Here’s the abstractness of all Spring jars analyzed:

Let’s discover all interfaces of jars analyzed, for that we execute the following request:


And to have a better idea of Spring interfaces, the treemap view give us an alternative way to see visually the code elements concerned by a request.

Having a lot of interfaces is not sufficient to be sure that low coupling is enforced, the question is these interfaces are used? For that let’s search for the most used types inside Spring:

All most used types are Class utilities, exceptions or interfaces, and when it concerns a logic layer the interface is used.
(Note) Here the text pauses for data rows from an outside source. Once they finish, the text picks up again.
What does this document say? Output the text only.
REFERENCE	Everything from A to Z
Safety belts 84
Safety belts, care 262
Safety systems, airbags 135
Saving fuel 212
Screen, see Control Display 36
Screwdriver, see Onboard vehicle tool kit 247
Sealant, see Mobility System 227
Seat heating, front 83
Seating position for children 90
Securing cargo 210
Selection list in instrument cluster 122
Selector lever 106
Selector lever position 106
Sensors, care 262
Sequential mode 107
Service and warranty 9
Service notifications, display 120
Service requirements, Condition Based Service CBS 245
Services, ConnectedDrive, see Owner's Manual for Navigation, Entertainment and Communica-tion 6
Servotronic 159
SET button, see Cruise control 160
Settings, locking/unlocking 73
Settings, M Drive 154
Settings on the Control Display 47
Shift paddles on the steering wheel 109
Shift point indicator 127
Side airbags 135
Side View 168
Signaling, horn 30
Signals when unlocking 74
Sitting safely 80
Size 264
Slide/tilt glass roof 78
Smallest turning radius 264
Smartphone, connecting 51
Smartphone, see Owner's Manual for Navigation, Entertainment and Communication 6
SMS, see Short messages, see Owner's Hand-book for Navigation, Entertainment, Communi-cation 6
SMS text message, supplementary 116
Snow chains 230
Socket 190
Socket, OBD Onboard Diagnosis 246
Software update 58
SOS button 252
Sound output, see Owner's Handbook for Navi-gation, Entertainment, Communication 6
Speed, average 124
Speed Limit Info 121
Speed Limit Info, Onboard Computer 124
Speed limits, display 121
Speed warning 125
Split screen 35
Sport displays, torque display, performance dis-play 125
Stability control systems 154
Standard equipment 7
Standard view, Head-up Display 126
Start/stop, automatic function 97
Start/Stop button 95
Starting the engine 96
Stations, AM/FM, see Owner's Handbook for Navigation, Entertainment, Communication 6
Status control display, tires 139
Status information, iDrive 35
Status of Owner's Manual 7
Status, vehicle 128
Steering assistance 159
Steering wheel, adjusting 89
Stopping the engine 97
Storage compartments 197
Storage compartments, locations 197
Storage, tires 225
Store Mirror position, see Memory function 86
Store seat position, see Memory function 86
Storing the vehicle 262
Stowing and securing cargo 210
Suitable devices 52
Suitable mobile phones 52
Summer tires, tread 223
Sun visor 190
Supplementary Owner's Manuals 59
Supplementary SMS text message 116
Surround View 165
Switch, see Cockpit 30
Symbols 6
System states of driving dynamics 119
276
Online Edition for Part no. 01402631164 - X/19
With a good abstractness ratio, and many interfaces used we can say that Spring enforce low coupling, that’s make it very flexible.


When we use interfaces, one interesting question is: who is responsible of creating concrete implementations? Spring provides a good solution using dependency injection, but it’s not the way used inside Spring itself.

Spring use Factories to do this job, and as you can see it contains many factory classes:

High cohesion

The single responsibility principle states that a class should have one, and only one, reason to change. Such a class is said to be cohesive. A high LCOM value generally pinpoints a poorly cohesive class. There are several LCOM metrics. The LCOM takes its values in the range [0-1]. The LCOMHS (HS stands for Henderson-Sellers) takes its values in the range [0-2]. Note that the LCOMHS metric is often considered as more efficient to detect non-cohesive types.

LCOMHS value higher than 1 should be considered alarming.

SELECT TYPES WHERE LCOMHS > 0.95 AND NbFields > 10 AND NbMethods >10

Only 4 classes are considered as no cohesive.

Information Expert
Information Expert is a principle used to determine where to delegate responsibilities. These responsibilities include methods, computed fields and so on.
Using the principle of Information Expert a general approach to assigning responsibilities is to look at a given responsibility, determine the information needed to fulfill it, and then determine where that information is stored.

The Efferent Coupling metric can be an interesting metric to evaluate if some types are more responsibilities, and if they are candidate to be refactored.

The Efferent Coupling for a particular type is the number of types it directly depends on.


These types have a high efferent coupling, and maybe there are candidate to refactoring.


According to Polymorphism, responsibility of defining the variation of behaviors based on type is assigned to the types for which this variation happens. This is achieved using polymorphic operations.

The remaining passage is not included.